RFR(S/M): 7112743: G1: Reduce overhead of marking closure during evacuation pauses

Thu Nov 24 07:46:34 UTC 2011

Tony,

On 2011-11-23 14:23, Tony Printezis wrote:
> Bengt,
>
> FYI: doHeapRegion() is supposed to return false if it wants the 
> iteration to carry on, true if it wants the iteration to exit 
> immediately (IMHO, it should have been the other way around, but 
> anyway...).

I understand this protocol. (And I agree that it is using true/false in 
an unintuitive way. ;-) )

What I was trying to say is that there is code that relies on 
doHeapRegion() not returning true. For example code like:

             bool res2 = cl->doHeapRegion(chr);
             assert(!res2, "Should not abort");

and the comment for G1CollectedHeap::heap_region_par_iterate_chunked() 
says " For now requires that "doHeapRegion" always returns "false"".

To me this seems a bit odd. I'd prefer that we'd separate out abortable 
iteration and non-abortable iteration. It looks like we are trying to 
using the same protocol for two different purposes.

Just to be clear. This is nothing I expect John to address in his 
current change.

Bengt

>
> Tony
>
> On 11/23/2011 08:15 AM, Bengt Rutisson wrote:
>>
>> Hi John,
>>
>> Overall this looks good.
>>
>> Some comments:
>>
>> concurrentMark.cpp
>>
>> line 2880. return statement has wrong indentation now. A space was 
>> removed.
>>
>> bool doHeapRegion(HeapRegion* hr)
>>
>> why use the completed varaible? why not just:
>> while (!_bm->iterate(&_bit_cl, mr));
>>
>> I don't really like that the completed name is so close to 
>> HeapRegionClosure::_complete
>>
>> I am also a bit confused about the bool return value. It seems that 
>> many places in the code requires that doHeapRegion() always returns 
>> false. I hope this gets cleaned up by Tony's iterator changes.

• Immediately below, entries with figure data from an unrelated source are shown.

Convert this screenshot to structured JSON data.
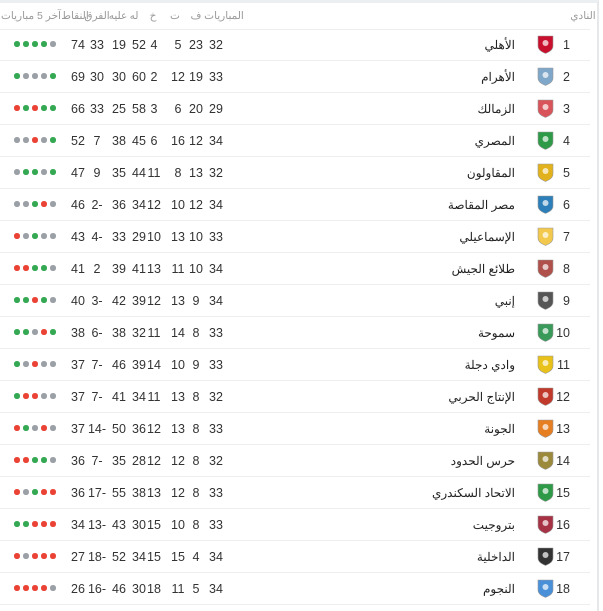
{
  "header": {
    "club": "النادي",
    "played": "المباريات",
    "won": "ف",
    "drawn": "ت",
    "lost": "خ",
    "goals_for": "له",
    "goals_against": "عليه",
    "goal_diff": "الفرق",
    "points": "النقاط",
    "last5": "آخر 5 مباريات"
  },
  "colors": {
    "win": "#34a853",
    "loss": "#ea4335",
    "draw": "#9aa0a6"
  },
  "form_order": "left-to-right as displayed",
  "rows": [
    {
      "pos": "1",
      "name": "الأهلي",
      "played": "32",
      "won": "23",
      "drawn": "5",
      "lost": "4",
      "gf": "52",
      "ga": "19",
      "gd": "33",
      "pts": "74",
      "form": [
        "W",
        "W",
        "W",
        "W",
        "D"
      ],
      "logo": "#c8102e"
    },
    {
      "pos": "2",
      "name": "الأهرام",
      "played": "33",
      "won": "19",
      "drawn": "12",
      "lost": "2",
      "gf": "60",
      "ga": "30",
      "gd": "30",
      "pts": "69",
      "form": [
        "W",
        "D",
        "D",
        "D",
        "W"
      ],
      "logo": "#7fa7c9"
    },
    {
      "pos": "3",
      "name": "الزمالك",
      "played": "29",
      "won": "20",
      "drawn": "6",
      "lost": "3",
      "gf": "58",
      "ga": "25",
      "gd": "33",
      "pts": "66",
      "form": [
        "L",
        "W",
        "L",
        "W",
        "W"
      ],
      "logo": "#d9545a"
    },
    {
      "pos": "4",
      "name": "المصري",
      "played": "34",
      "won": "12",
      "drawn": "16",
      "lost": "6",
      "gf": "45",
      "ga": "38",
      "gd": "7",
      "pts": "52",
      "form": [
        "D",
        "D",
        "L",
        "D",
        "W"
      ],
      "logo": "#2e9a48"
    },
    {
      "pos": "5",
      "name": "المقاولون",
      "played": "32",
      "won": "13",
      "drawn": "8",
      "lost": "11",
      "gf": "44",
      "ga": "35",
      "gd": "9",
      "pts": "47",
      "form": [
        "D",
        "W",
        "W",
        "D",
        "W"
      ],
      "logo": "#e2b21c"
    },
    {
      "pos": "6",
      "name": "مصر المقاصة",
      "played": "34",
      "won": "12",
      "drawn": "10",
      "lost": "12",
      "gf": "34",
      "ga": "36",
      "gd": "-2",
      "pts": "46",
      "form": [
        "D",
        "D",
        "W",
        "L",
        "D"
      ],
      "logo": "#2c7fb8"
    },
    {
      "pos": "7",
      "name": "الإسماعيلي",
      "played": "33",
      "won": "10",
      "drawn": "13",
      "lost": "10",
      "gf": "29",
      "ga": "33",
      "gd": "-4",
      "pts": "43",
      "form": [
        "L",
        "D",
        "W",
        "D",
        "D"
      ],
      "logo": "#f2c94c"
    },
    {
      "pos": "8",
      "name": "طلائع الجيش",
      "played": "34",
      "won": "10",
      "drawn": "11",
      "lost": "13",
      "gf": "41",
      "ga": "39",
      "gd": "2",
      "pts": "41",
      "form": [
        "L",
        "L",
        "W",
        "W",
        "D"
      ],
      "logo": "#b0504a"
    },
    {
      "pos": "9",
      "name": "إنبي",
      "played": "34",
      "won": "9",
      "drawn": "13",
      "lost": "12",
      "gf": "39",
      "ga": "42",
      "gd": "-3",
      "pts": "40",
      "form": [
        "W",
        "W",
        "L",
        "W",
        "D"
      ],
      "logo": "#555555"
    },
    {
      "pos": "10",
      "name": "سموحة",
      "played": "33",
      "won": "8",
      "drawn": "14",
      "lost": "11",
      "gf": "32",
      "ga": "38",
      "gd": "-6",
      "pts": "38",
      "form": [
        "W",
        "W",
        "D",
        "L",
        "W"
      ],
      "logo": "#3a9a5a"
    },
    {
      "pos": "11",
      "name": "وادي دجلة",
      "played": "33",
      "won": "9",
      "drawn": "10",
      "lost": "14",
      "gf": "39",
      "ga": "46",
      "gd": "-7",
      "pts": "37",
      "form": [
        "W",
        "D",
        "L",
        "D",
        "D"
      ],
      "logo": "#e8c21a"
    },
    {
      "pos": "12",
      "name": "الإنتاج الحربي",
      "played": "32",
      "won": "8",
      "drawn": "13",
      "lost": "11",
      "gf": "34",
      "ga": "41",
      "gd": "-7",
      "pts": "37",
      "form": [
        "W",
        "L",
        "L",
        "D",
        "D"
      ],
      "logo": "#c0392b"
    },
    {
      "pos": "13",
      "name": "الجونة",
      "played": "33",
      "won": "8",
      "drawn": "13",
      "lost": "12",
      "gf": "36",
      "ga": "50",
      "gd": "-14",
      "pts": "37",
      "form": [
        "L",
        "W",
        "D",
        "L",
        "D"
      ],
      "logo": "#e67e22"
    },
    {
      "pos": "14",
      "name": "حرس الحدود",
      "played": "32",
      "won": "8",
      "drawn": "12",
      "lost": "12",
      "gf": "28",
      "ga": "35",
      "gd": "-7",
      "pts": "36",
      "form": [
        "L",
        "L",
        "W",
        "W",
        "D"
      ],
      "logo": "#9c8a3c"
    },
    {
      "pos": "15",
      "name": "الاتحاد السكندري",
      "played": "33",
      "won": "8",
      "drawn": "12",
      "lost": "13",
      "gf": "38",
      "ga": "55",
      "gd": "-17",
      "pts": "36",
      "form": [
        "L",
        "D",
        "W",
        "L",
        "L"
      ],
      "logo": "#2e9a48"
    },
    {
      "pos": "16",
      "name": "بتروجيت",
      "played": "33",
      "won": "8",
      "drawn": "10",
      "lost": "15",
      "gf": "30",
      "ga": "43",
      "gd": "-13",
      "pts": "34",
      "form": [
        "W",
        "W",
        "L",
        "L",
        "L"
      ],
      "logo": "#a83245"
    },
    {
      "pos": "17",
      "name": "الداخلية",
      "played": "34",
      "won": "4",
      "drawn": "15",
      "lost": "15",
      "gf": "34",
      "ga": "52",
      "gd": "-18",
      "pts": "27",
      "form": [
        "L",
        "D",
        "L",
        "L",
        "L"
      ],
      "logo": "#333333"
    },
    {
      "pos": "18",
      "name": "النجوم",
      "played": "34",
      "won": "5",
      "drawn": "11",
      "lost": "18",
      "gf": "30",
      "ga": "46",
      "gd": "-16",
      "pts": "26",
      "form": [
        "L",
        "L",
        "L",
        "L",
        "D"
      ],
      "logo": "#4a90d9"
    }
  ]
}
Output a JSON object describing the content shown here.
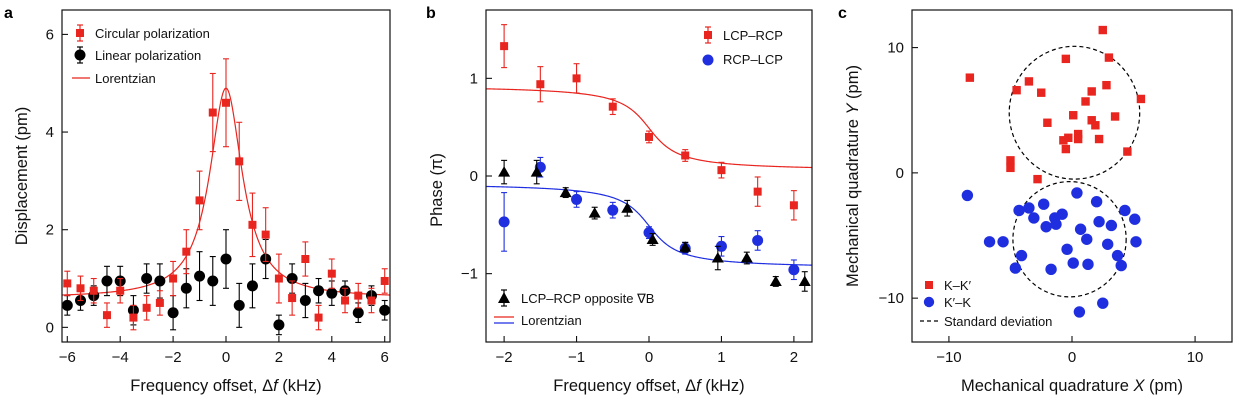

I have 
>> not yet had time to look at them.
>>
>>
>>
>> g1CollectedHeap.cpp
>>
>> G1CollectedHeap::calculateStartRegion()
>>
>> (I saw that you just moved the code from g1RemSet, but I still have 
>> some comments regarding it.)
>>
>> Shouldn't the check "if (ParallelGCThreads > 0)" be "if 
>> (use_parallel_gc_threads())"?
>> I realize that it is the same thing, but since we have a method for 
>> it I assume that we should use it. In fact, it might be more correct 
>> to have the test be "if (workers()->total_workers() > 0)" since we 
>> would get a division by zero if that is not true. (An alternative 
>> would be to check "if (worker_i > 0)". That would be more efficient, 
>> but it would rely on that single threaded calls always pass 0 as 
>> worker_i.)
>>
>> Also, it worries me a bit that we iterate over the collection set for 
>> each thread to find the start. Seems like it could be a bottle neck 
>> if we have many threads and many regions in the collection set. We 
>> can calculate the start regions by just iterating once over the 
>> collection set since we know the number of threads. I am not sure 
>> where the best place to add that logic is though. Maybe we could let 
>> G1CollectorPolicy have a method that calculates the start regions 
>> once for all worker threads. Then G1RemSet::scanRS() and 
>> G1ParCompleteMarkInCSTask::work() could look up their start regions 
>> in constant time.
>>
>>
>> Bengt
>>
>>
>>
>> On 2011-11-22 18:23, John Cuthbertson wrote:
>>> Hi Everyone,
>>>
>>> I have a new webrev for this change based upon some review comments 
>>> from Tony. The new webrev can be found at: 
>>> http://cr.openjdk.java.net/~johnc/7112743/webrev.2/
>>>
>>> Thanks,
>>>
>>> JohnC
>>>
>>> On 11/18/11 10:18, John Cuthbertson wrote:
>>>> Hi Everyone,
>>>>
>>>> Can I have a couple of volunteers look over these changes? The 
>>>> webrev can be found at: 
>>>> http://cr.openjdk.java.net/~johnc/7112743/webrev.1/
>>>>
>>>> Summary:
>>>> We have a workload where the serial "complete marking in collection 
>>>> set" closure was taking a realy long time and lengthening the pause 
>>>> times. Since this code might be going away at some point (see CR 
>>>> 6888336:  G1: avoid explicitly marking and pushing objects in 
>>>> survivor spaces) it was decided that a short term solution would be 
>>>> to parallelize the existing code and have the GC workers execute 
>>>> the code rather than the VM thread. Also included are some minor 
>>>> tweaks to the PrintGCDetails output to print out the mark closure 
>>>> time and the collection set freeing time (since some of the 
>>>> original code was moved there).
>>>>
>>>> Testing: GC test suite (with 12 GC threads, makeing threshold of 
>>>> 5%, marking verification enabled, and heap verification after GC 
>>>> enabled); GC test suite on my workstation (4 GC threads, same flags 
>>>> as before); Kitchensink; specjbb2005 configured to have at leat 60% 
>>>> heap utilization.
>>>>
>>>> Thanks,
>>>>
>>>> JohnC
>>>
>>